But the "Matches" property is always null. What am I doing wrong?


RE: How do you extract the value of a regex backreference/match in Powershell - Siromphalos4 - 07-21-2023

The problem with the code you are typing is that select-string does not pass down the actual Regex object. Instead it passes a different class called MatchInfo which does not have the actual regex matches information.

If you only want to run the regex once, you will have to roll you're own function which isn't too difficult.

function Select-Match() {
param ($pattern = $(throw "Need a pattern"),
$filePath = $(throw "Need a file path") )
foreach ( $cur in (gc $filePath)) {
if ( $cur -match $pattern ) {
write-output $matches[0];
}
}
}

gci *.txt | %{ Select-Match "subject=([A-Z\.]+)," $_.FullName }




RE: How do you extract the value of a regex backreference/match in Powershell - remineralization969779 - 07-21-2023

Yet another option


gci *.txt | foreach { [regex]::match($_,'(?<=subject=)([^,]+)').value }


RE: How do you extract the value of a regex backreference/match in Powershell - chasseur485 - 07-21-2023

Having learnt a lot from all the other answers I was able to get what I want using the following line:

gci *.txt | gc | %{ [regex]::matches($_, "subject=([A-Z\.]+),") } | %{ $_.Groups[1].Value }

This felt nice as I was only running the regex once per line and as I was entering this at the command prompt it was nice not to have multiple lines of code.




RE: How do you extract the value of a regex backreference/match in Powershell - hoicks948 - 07-21-2023

Another variation, matching 7 digits in a string

echo "123456789 hello test" | % {$_ -match "\d{7}" > $null; $matches[0]}

returns: 1234567


RE: How do you extract the value of a regex backreference/match in Powershell - autocollimates886954 - 07-21-2023

In PowerShell V2 CTP3, the Matches property is implemented.
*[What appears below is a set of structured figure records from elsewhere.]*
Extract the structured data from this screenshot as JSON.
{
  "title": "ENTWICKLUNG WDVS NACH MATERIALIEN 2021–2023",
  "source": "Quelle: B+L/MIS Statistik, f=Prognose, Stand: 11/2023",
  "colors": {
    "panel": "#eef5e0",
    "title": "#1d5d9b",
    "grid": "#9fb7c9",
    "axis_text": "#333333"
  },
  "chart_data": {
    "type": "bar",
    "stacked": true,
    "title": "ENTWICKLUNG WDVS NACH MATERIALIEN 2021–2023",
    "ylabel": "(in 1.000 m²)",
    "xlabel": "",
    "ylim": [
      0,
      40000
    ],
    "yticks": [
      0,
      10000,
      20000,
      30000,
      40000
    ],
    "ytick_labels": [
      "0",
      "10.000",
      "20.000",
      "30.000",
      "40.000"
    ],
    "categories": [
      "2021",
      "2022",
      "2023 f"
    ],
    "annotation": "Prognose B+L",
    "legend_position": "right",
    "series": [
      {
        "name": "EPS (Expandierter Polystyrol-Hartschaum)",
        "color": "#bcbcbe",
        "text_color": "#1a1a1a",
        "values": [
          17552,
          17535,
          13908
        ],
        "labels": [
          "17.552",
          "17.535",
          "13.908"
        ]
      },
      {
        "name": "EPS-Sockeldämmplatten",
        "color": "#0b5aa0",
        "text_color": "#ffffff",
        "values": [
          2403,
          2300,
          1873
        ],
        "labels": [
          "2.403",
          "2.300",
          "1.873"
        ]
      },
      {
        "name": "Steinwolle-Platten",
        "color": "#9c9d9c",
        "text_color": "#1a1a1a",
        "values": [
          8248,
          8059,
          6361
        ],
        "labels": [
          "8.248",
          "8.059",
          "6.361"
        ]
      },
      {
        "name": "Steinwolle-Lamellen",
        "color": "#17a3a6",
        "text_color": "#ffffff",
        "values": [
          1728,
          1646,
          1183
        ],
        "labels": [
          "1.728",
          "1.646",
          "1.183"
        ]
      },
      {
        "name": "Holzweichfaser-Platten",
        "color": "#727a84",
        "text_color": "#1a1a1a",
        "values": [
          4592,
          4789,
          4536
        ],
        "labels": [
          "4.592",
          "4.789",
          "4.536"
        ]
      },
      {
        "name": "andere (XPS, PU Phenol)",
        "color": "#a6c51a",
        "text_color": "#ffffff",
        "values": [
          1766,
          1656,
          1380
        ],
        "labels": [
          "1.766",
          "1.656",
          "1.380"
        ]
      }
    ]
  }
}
So the following will work:

select-string -path *.txt -pattern "subject=([A-Z\.]+)," | %{ $_.Matches[0].Groups[1].Value }




RE: How do you extract the value of a regex backreference/match in Powershell - mulishly722795 - 07-21-2023

The Select-String command seems to return a ***MatchInfo*** variable and not a "string" variable.
I spent several hours finding this out on forums and official website with no luck.
I'm still gathering info.
A way around this is to declare explicitly a string variable to hold the result returned from the Select-String, from your example:

**[string]** $foo = select-string -path *.txt -pattern "subject=([A-Z\.]+),"

The $foo variable is now a string and not a MatchInfo object.

Hope this helps.

ps5 powershell version 5 string strings manipulation


RE: How do you extract the value of a regex backreference/match in Powershell - chama87356 - 07-21-2023

I don't know why your version doesn't work. It should work. Here is an uglier version that works.

$p = "subject=([A-Z\.]+),"
select-string -path *.txt -pattern $p | % {$_ -match $p > $null; $matches[1]}

Explanation:

`-match` is a regular expression matching operator:

>"foobar" -match "oo.ar"
True

The `> $null` just suppresses the True being written to the output. (Try removing it.) There is a cmdlet that does the same thing whose name I don't recall at the moment.

`$matches` is a magic variable that holds the result of the last `-match` operation.


RE: How do you extract the value of a regex backreference/match in Powershell - brachering730667 - 07-21-2023

There is a much simpler alternative to select-string that will work better.

In powershell,

1. `$sample="blah blah subject=THIS.IS.TEST.DATA, blah blah blah"`
2. `$sample -match "subject=([A-Z\.]+),"`
3. `$matches[1]` will have the substring you are looking for.

This works on Windows 10.0.16299 version